あなたがソロアルバムを通じて表現している音楽はとても美しいと思います。非常に純粋で、シンセサイザーで白いキャンバスを塗ることを楽しんでいる様子が伝わってきます。

 

『Sonno』はタイトルがそのままテーマになっているアルバムだ。「眠る」という意味だよ。元々はツアー中の自分のための子守歌として用意したものだった。俺は旅行が得意じゃないから、眠るのに苦労するんだ。だから、古いRoland MC-202とディレイのエフェクターを数台持ち歩いていて、それらをホテルの部屋のテーブルの上に並べて小さなスピーカーを接続して、適当にフレーズを打ち込んだ。それで、長尺のシーケンスをリピートさせながら、多少変化を加えたあと、ベッドに横になっていた。そのあと、俺は小さなZOOMのレコーダーにヘッドフォンを繋いで、その子守歌を聴きながら部屋の中を歩き回るようになった。それで「バスルームから録音しようとするとモニターの出音が奇妙に聴こえるな。窓を開ければ車の音も入ってくるぞ」と思ったり、風呂に入る準備をしながら「天井から聞こえてくるシーケンスに蛇口から流れる水の音をかぶせると最高じゃないか」と思ったりしていた。リリースするつもりはまったくなかった。自分のためのものだったんだ。

 

『Forse』シリーズはMusic Easelのための楽曲をまとめたものだ。長年探し回ったあと、遂にMusic Easelのオリジナルを見つけることができたんだ。
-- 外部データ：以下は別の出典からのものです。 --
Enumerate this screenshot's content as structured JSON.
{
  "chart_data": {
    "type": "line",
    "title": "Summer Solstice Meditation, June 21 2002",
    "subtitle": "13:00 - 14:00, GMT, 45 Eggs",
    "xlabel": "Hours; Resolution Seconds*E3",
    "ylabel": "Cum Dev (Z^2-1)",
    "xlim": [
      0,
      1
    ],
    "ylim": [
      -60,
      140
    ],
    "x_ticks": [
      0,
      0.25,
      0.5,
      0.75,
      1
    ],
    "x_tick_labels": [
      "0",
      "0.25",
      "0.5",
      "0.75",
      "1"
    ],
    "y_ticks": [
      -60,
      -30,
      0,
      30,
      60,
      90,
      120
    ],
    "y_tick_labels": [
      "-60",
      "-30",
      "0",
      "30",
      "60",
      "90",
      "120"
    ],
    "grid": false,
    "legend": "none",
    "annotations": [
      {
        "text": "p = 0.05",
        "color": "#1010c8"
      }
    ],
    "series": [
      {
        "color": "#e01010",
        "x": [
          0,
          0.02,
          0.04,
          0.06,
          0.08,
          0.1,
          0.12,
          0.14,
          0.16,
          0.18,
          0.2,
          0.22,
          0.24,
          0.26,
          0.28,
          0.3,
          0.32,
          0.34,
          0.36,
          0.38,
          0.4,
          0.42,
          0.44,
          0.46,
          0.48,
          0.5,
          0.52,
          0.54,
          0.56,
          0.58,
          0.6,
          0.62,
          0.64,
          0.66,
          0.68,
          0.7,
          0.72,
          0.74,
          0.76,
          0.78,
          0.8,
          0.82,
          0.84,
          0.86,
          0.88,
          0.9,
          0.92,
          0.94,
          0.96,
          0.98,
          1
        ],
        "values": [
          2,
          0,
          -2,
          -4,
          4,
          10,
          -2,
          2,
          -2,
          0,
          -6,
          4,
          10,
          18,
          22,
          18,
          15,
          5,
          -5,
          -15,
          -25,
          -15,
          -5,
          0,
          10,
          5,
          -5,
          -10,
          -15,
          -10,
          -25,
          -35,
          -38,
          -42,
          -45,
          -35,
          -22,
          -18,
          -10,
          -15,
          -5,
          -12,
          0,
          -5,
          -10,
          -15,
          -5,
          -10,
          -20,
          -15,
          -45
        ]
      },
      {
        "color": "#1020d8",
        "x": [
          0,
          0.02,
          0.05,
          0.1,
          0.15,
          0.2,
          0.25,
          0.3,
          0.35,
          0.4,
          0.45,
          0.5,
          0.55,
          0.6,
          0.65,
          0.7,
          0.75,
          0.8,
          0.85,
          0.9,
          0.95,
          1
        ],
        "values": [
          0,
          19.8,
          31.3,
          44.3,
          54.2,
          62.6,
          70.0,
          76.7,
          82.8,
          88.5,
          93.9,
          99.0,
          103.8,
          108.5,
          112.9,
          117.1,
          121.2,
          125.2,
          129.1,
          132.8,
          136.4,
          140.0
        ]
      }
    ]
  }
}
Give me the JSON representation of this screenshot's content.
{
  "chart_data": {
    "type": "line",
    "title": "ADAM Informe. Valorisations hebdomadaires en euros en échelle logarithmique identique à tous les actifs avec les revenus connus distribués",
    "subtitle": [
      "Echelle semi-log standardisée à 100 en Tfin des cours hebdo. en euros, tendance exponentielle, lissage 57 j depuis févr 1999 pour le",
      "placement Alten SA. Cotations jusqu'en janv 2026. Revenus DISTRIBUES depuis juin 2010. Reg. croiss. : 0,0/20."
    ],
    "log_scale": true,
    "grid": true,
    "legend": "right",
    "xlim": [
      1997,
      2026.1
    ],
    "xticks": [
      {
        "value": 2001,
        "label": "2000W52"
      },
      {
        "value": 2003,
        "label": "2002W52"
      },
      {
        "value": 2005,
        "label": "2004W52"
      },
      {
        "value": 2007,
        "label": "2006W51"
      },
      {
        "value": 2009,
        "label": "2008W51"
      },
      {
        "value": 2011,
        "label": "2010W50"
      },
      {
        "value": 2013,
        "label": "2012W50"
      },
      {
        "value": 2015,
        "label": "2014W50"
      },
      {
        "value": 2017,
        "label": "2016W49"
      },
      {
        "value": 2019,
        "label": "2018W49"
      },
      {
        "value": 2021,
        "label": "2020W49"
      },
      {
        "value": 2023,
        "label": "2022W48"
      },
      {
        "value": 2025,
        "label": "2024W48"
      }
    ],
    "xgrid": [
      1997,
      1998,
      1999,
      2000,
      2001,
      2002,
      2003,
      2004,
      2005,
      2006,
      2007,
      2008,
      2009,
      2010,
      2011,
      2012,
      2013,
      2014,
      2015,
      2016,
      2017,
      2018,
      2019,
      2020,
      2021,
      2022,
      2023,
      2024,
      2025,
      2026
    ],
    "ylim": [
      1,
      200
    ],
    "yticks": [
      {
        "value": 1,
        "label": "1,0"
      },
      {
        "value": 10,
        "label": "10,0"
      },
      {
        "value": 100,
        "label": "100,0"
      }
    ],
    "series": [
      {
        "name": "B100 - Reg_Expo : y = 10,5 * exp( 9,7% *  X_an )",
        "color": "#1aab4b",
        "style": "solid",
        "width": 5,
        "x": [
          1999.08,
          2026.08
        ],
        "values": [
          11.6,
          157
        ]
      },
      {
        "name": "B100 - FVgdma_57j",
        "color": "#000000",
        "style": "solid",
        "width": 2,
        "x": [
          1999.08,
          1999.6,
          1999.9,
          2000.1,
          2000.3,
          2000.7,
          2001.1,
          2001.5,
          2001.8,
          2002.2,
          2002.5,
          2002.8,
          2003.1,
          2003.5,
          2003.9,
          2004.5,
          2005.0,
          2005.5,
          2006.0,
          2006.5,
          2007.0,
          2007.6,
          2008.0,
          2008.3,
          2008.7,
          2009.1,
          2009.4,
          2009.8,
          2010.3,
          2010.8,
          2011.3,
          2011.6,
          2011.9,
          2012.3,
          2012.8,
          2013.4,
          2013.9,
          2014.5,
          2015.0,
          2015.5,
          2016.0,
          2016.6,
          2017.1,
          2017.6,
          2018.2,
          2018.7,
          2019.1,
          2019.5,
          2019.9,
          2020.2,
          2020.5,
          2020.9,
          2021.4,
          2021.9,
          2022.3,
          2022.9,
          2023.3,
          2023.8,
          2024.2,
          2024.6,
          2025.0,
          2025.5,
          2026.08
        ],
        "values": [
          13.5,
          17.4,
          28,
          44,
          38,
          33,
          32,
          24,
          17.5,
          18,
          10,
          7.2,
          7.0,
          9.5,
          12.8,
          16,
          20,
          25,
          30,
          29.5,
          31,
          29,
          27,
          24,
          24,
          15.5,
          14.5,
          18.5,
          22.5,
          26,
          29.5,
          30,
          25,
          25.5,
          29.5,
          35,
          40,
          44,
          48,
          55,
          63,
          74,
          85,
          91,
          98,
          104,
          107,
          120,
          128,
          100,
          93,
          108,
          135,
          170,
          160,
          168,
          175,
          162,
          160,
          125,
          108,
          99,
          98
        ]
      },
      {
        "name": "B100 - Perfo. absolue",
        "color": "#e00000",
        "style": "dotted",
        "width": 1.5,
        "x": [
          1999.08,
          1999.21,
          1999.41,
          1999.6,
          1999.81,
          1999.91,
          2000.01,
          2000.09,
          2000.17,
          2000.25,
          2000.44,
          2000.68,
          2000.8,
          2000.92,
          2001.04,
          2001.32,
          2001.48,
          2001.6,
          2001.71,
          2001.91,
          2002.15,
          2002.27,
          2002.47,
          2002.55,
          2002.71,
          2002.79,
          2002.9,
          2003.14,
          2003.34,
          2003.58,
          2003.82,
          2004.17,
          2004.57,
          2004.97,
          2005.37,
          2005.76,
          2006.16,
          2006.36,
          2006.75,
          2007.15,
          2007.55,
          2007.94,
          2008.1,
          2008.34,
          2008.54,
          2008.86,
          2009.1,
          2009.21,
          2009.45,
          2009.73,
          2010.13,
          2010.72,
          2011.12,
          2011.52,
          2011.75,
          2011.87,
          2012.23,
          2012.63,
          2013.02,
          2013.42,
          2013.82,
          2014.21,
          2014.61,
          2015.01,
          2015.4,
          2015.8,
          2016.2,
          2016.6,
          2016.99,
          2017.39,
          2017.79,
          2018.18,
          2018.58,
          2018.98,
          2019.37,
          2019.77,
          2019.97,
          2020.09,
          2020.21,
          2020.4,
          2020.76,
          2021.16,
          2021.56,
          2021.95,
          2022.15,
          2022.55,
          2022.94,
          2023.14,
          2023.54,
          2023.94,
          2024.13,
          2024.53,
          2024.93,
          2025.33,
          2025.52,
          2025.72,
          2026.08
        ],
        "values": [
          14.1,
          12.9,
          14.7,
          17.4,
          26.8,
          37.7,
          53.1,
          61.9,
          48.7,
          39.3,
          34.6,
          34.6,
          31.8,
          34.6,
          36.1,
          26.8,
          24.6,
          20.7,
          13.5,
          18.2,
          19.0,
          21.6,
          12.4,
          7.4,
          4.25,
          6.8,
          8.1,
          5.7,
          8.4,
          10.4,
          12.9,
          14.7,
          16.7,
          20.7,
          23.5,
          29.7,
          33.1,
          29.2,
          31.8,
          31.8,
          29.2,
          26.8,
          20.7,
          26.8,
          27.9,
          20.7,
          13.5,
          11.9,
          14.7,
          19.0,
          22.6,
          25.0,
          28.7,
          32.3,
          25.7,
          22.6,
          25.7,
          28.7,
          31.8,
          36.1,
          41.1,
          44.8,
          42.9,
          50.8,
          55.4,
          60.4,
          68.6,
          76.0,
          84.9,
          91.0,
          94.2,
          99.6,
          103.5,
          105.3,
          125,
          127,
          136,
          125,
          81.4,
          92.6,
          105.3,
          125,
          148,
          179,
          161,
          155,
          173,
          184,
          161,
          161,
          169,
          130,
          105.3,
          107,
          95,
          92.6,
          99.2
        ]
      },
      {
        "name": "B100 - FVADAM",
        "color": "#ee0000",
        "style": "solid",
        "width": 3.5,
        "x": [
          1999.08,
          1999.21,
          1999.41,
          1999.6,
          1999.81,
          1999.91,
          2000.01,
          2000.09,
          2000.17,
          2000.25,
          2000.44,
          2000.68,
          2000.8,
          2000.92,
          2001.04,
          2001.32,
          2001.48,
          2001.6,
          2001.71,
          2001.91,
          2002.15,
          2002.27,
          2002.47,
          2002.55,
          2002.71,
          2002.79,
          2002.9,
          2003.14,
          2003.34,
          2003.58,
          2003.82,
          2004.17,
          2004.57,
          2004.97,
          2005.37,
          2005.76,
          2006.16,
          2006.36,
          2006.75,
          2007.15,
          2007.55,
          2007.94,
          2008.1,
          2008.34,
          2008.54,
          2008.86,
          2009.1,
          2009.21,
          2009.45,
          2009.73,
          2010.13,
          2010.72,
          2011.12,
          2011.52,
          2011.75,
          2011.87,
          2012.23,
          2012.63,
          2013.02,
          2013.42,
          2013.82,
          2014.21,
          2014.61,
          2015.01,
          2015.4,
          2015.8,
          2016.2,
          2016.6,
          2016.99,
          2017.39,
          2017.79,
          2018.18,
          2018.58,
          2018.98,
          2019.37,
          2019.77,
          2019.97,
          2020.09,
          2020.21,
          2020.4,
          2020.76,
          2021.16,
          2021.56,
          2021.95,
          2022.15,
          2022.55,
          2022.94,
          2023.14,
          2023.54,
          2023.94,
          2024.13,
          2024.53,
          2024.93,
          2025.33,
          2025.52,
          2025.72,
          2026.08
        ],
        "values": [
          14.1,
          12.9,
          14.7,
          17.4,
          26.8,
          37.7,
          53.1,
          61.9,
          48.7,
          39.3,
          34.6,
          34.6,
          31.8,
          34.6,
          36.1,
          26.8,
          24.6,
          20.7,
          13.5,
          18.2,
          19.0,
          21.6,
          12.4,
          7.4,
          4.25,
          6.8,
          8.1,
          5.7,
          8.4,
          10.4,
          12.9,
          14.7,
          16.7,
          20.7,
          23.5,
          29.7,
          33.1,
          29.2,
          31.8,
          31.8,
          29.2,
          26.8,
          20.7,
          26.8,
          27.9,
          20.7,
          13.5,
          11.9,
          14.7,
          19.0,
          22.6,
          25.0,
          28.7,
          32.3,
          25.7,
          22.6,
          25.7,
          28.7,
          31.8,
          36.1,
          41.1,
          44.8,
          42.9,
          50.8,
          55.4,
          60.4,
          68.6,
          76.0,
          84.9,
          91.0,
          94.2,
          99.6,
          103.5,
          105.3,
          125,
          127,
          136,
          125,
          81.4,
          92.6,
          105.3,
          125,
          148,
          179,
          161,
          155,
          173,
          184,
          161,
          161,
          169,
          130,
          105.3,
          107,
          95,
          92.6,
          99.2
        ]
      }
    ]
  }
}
実は、それはDon Buchlaが製作した最初のプロトタイプだった。元々は、知っているレーベルからリリースしようと思っていたんだが、話が流れた。そのあと、友人のEzra Buchlaが俺の家に来た時に数曲聴いて「Important RecordsのJohn(Brien Jr.)に話をしてみなよ。興味を持つと思うよ」と言ってきた。彼が帰った晩に、オークションでAllen Strangeがモジュラーシンセについて書いた本『Electronic Music: Systems, techniques, and controls』を落札したんだが、PayPalで支払先の住所を確認したら、出品者がImportant RecordsのJohnだということが分かった。それで「あまりにも偶然すぎるから書かせてもらうよ。Ezra Buchlaが今日俺の家に来ていて、君の話をしていたところなんだ」とメールを送ったんだ。Johnは最高の奴で「是非君の作品を聴きたいね」と言ってくれた。でも、彼が俺の作品をリリースしてくれるとは思っていなかった。Pauline OliverosやÉliane Radigueがリリースしているレーベルだし、俺は「自分の作品がリリースされるなんて絶対ないね。俺なんて何者でもないんだから」と思っていた。俺の中では、俺はまだ14歳の速弾きキッズのままなのさ。